Por outro lado, quando a Justiça Restaurativa é trabalhada como uma alternativa ao sistema punitivo-retributivo, o indivíduo, ao saber que passará por um processo restaurativo e que poderá não ser punido no final, evidentemente fará todo o esforço possível para colaborar, mas pode ser que isso não ocorra de modo sincero e espontâneo, não existindo conscientização de fato nem a reabilitação do ofensor.

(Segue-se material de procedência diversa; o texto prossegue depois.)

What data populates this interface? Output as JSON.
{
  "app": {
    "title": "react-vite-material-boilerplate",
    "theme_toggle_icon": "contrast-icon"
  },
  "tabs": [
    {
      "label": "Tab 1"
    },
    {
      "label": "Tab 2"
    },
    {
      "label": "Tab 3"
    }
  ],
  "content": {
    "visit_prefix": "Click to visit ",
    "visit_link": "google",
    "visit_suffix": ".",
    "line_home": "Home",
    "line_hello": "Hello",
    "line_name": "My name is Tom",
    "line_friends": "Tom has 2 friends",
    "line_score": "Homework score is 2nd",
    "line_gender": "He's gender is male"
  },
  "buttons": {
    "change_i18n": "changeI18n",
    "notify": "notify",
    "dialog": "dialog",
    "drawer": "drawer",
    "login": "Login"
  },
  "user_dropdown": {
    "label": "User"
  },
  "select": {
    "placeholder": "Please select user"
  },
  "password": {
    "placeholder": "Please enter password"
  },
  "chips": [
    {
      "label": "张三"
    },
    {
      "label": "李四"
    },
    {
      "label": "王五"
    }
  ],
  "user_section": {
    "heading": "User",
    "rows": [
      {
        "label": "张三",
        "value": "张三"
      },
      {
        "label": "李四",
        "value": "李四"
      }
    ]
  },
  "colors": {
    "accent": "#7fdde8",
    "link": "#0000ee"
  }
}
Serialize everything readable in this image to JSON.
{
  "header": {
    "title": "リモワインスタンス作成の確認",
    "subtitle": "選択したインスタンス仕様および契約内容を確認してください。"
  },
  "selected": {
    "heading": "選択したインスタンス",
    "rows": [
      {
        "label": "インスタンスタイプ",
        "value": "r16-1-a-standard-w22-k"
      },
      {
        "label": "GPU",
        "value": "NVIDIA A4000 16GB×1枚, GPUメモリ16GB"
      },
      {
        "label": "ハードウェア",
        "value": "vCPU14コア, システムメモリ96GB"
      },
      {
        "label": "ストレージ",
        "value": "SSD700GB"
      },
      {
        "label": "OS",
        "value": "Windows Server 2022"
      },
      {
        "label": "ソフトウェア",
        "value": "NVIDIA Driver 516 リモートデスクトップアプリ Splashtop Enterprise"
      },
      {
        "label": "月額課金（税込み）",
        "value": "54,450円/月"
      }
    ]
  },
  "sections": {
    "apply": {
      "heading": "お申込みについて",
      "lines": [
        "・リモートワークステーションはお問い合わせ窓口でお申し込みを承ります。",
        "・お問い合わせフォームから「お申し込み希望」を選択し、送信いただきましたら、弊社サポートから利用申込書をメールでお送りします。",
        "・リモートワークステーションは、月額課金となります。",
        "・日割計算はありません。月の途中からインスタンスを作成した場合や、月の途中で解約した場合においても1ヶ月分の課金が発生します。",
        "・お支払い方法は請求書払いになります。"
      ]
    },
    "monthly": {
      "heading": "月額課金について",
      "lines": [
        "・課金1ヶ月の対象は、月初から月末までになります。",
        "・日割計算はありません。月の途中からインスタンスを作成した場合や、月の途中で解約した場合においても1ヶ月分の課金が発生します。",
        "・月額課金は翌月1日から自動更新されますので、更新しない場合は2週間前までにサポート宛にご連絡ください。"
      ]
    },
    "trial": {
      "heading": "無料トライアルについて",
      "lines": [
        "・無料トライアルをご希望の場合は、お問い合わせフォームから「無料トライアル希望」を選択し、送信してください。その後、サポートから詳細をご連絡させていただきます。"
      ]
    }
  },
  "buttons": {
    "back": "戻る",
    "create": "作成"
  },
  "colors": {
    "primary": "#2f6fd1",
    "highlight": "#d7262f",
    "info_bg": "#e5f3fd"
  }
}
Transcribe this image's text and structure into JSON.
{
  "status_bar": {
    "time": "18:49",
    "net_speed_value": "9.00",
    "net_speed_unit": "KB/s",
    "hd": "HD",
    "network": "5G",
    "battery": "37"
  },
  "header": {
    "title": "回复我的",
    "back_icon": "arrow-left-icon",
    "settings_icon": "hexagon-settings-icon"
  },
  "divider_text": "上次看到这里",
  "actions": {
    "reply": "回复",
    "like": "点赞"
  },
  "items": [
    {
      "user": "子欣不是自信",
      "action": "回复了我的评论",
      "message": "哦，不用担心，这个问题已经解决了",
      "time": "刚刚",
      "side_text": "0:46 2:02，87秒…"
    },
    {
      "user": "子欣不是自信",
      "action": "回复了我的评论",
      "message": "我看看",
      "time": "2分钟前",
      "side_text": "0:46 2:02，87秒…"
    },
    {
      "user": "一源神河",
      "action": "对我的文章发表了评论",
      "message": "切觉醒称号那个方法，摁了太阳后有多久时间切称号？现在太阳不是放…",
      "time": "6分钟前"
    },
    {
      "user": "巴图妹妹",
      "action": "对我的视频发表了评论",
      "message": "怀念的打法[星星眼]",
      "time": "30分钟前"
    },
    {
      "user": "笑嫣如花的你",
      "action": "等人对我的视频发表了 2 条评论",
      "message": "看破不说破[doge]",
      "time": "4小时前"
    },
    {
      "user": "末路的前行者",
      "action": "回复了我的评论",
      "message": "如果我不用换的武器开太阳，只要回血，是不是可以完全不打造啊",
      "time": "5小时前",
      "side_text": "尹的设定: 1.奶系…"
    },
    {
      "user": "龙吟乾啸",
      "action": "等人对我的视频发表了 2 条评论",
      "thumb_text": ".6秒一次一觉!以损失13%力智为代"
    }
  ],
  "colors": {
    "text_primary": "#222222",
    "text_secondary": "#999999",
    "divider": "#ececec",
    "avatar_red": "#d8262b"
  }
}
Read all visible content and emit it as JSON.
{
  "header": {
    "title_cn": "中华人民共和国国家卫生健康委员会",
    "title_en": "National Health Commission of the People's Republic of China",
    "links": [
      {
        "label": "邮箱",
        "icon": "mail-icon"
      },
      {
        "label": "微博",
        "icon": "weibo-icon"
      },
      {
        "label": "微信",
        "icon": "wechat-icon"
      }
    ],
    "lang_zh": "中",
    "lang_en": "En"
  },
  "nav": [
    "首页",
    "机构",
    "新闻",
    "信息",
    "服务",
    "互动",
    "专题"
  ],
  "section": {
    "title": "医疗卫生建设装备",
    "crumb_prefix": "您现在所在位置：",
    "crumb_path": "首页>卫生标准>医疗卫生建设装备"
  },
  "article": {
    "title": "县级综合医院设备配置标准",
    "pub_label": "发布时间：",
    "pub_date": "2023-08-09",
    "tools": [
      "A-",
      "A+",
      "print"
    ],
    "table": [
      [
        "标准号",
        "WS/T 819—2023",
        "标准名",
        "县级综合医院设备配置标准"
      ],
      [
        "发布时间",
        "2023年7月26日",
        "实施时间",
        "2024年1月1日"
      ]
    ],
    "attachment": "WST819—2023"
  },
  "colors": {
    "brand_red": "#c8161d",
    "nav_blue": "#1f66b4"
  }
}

Por fim, um problema muito consistente no nosso país, refere-se ao fato de ausência de lei no nosso ordenamento jurídico que regule a aplicação da Justiça Restaurativa. A Resolução CNJ n.º 225/2016 especializa a matéria, de modo que dá abertura para as práticas, especificando-as e caracterizando a Justiça Restaurativa.

Contudo, o CNJ não tem competência para legislar, tratando-se apenas de especificações e informações acerca do tema. Ante o exposto, em virtude da falta de regulamentação do tema dentro das disposições do processo penal, há grande incerteza por parte dos juízes para aplicação da Justiça Restaurativa, o que resulta na falta de aplicação das práticas. Ademais, diante da ausência de lei que regulamente a aplicação, um juiz que não simpatize com os preceitos da Justiça Restaurativa, por exemplo, não irá fazer o encaminhamento dos casos.